Roran se puso en pie. Si se quedaba sentado mucho más rato, los músculos empezarían a quedársele rígidos. En cuanto se apartó del umbral, el contenido de un orinal fue a caer justo en el lugar en el que había estado sentado.
—¡Asesinos! —gritó una mujer desde el piso superior, que luego cerró las contraventanas de golpe.
Roran refunfuñó y luego se abrió paso por entre los cadáveres, dirigiendo a los guerreros que le quedaban hacia la siguiente calle.
Se pararon un momento justo cuando un soldado pasaba corriendo con una mueca de pánico. Una manada de hombres gato le seguían de cerca, con las bocas manchadas de sangre.
Roran sonrió y se puso de nuevo en marcha.
Un segundo más tarde se detuvo, al encontrarse con un grupo de enanos de barbas rojas que corrían en su dirección desde el interior de la ciudad:
—¡Preparaos! —gritó uno de ellos—. Tenemos un montón de soldados pisándonos los talones. Por lo menos son un centenar.

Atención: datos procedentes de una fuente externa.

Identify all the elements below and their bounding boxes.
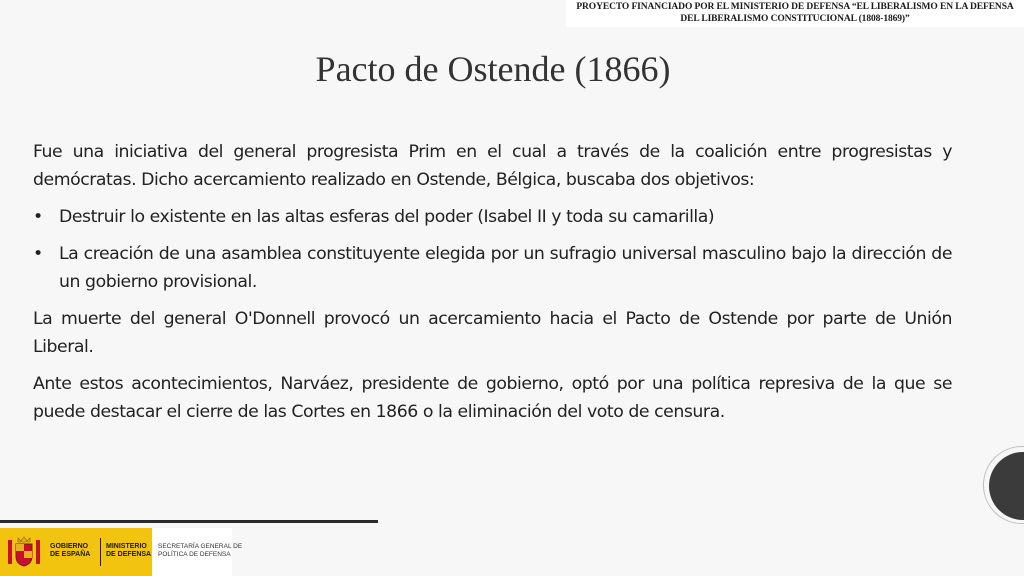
secretaria-line2: POLÍTICA DE DEFENSA	[158, 551, 231, 558]
gobierno-label	[50, 543, 90, 559]
bullet-text-1: Destruir lo existente en las altas esferas del poder (Isabel II y toda su camarilla)	[59, 207, 715, 227]
bullet-item-2	[33, 240, 952, 296]
funding-banner	[566, 0, 1024, 27]
paragraph-narvaez: Ante estos acontecimientos, Narváez, presidente de gobierno, optó por una política represiva de la que se puede destacar el cierre de las Cortes en 1866 o la eliminación del voto de censura.	[33, 374, 952, 422]
gobierno-line2: DE ESPAÑA	[50, 551, 91, 558]
footer-divider	[0, 520, 378, 523]
secretaria-label	[158, 543, 242, 559]
gobierno-line1: GOBIERNO	[50, 543, 89, 550]
bullet-icon: •	[33, 207, 43, 227]
ministerio-line1: MINISTERIO	[106, 543, 147, 550]
bullet-text-2: La creación de una asamblea constituyente elegida por un sufragio universal masculino bajo la dirección de un gobierno provisional.	[59, 244, 952, 292]
secretaria-line1: SECRETARÍA GENERAL DE	[158, 543, 243, 550]
paragraph-odonnell: La muerte del general O'Donnell provocó un acercamiento hacia el Pacto de Ostende por parte de Unión Liberal.	[33, 309, 952, 357]
funding-banner-line1: PROYECTO FINANCIADO POR EL MINISTERIO DE DEFENSA “EL LIBERALISMO EN LA DEFENSA	[576, 2, 1014, 12]
intro-paragraph: Fue una iniciativa del general progresista Prim en el cual a través de la coalición entre progresistas y demócratas. Dicho acercamiento realizado en Ostende, Bélgica, buscaba dos objetivos:	[33, 142, 952, 190]
ministerio-label	[106, 543, 151, 559]
funding-banner-line2: DEL LIBERALISMO CONSTITUCIONAL (1808-1869)”	[680, 14, 910, 24]
logo-separator	[100, 538, 101, 566]
ministerio-line2: DE DEFENSA	[106, 551, 152, 558]
bullet-icon: •	[33, 244, 43, 264]
slide-body	[33, 138, 952, 435]
spain-coat-of-arms-icon	[6, 534, 42, 570]
government-logo	[0, 528, 243, 576]
bullet-item-1	[33, 203, 952, 231]
slide-title: Pacto de Ostende (1866)	[315, 49, 671, 89]
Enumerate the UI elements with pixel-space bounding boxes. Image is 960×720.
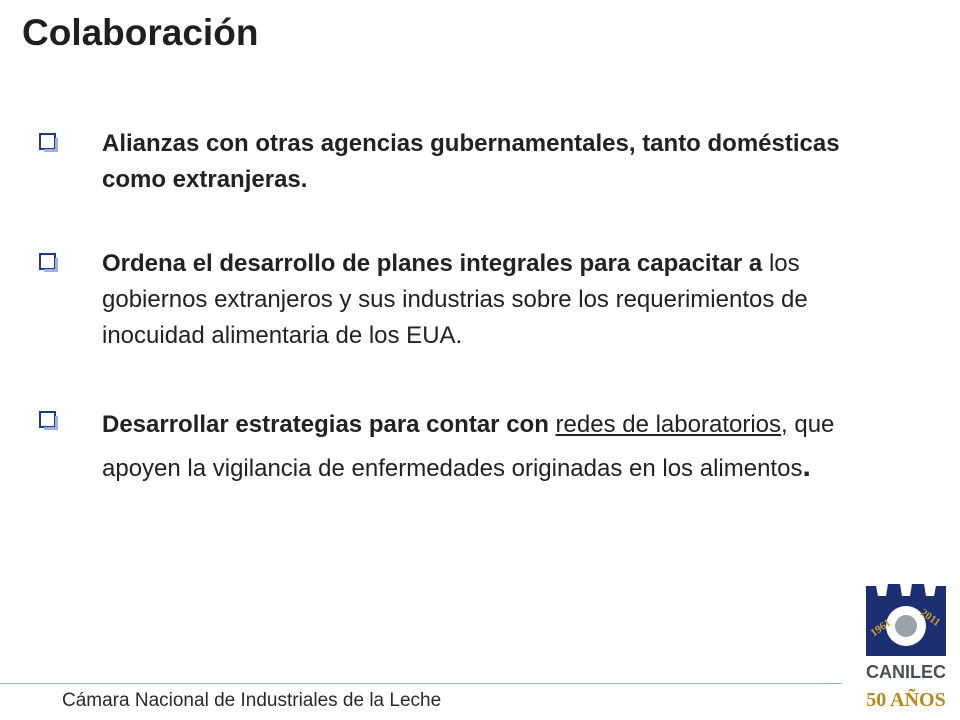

Roran miró hacia atrás y vio la calle vacía.
—A lo mejor los habéis perdido… —empezó a decir, pero calló al ver una fila de túnicas rojas que doblaban la esquina de un edificio a unos cien metros. Se les sumaron otros, que fueron invadiendo la calle como un enjambre de hormigas rojas.
—¡Atrás! —gritó Roran—. ¡Atrás!
«Tenemos que encontrar una posición que podamos defender», pensó. La muralla exterior estaba demasiado lejos, y ninguna de las casas era del tamaño suficiente como para tener patio.
Mientras Roran corría calle abajo con sus guerreros, una docena de flechas aterrizaron a su alrededor.
Roran trastabilló y se cayó, retorciéndose, sintiendo una dolorosa punzada que le recorría la columna desde la parte baja. Era como si alguien le hubiera clavado una barra de hierro.
Un segundo más tarde la herbolaria estaba a su lado. Le arrancó algo de la espalda y Roran soltó un grito. El dolor disminuyó, y volvió a ver con claridad.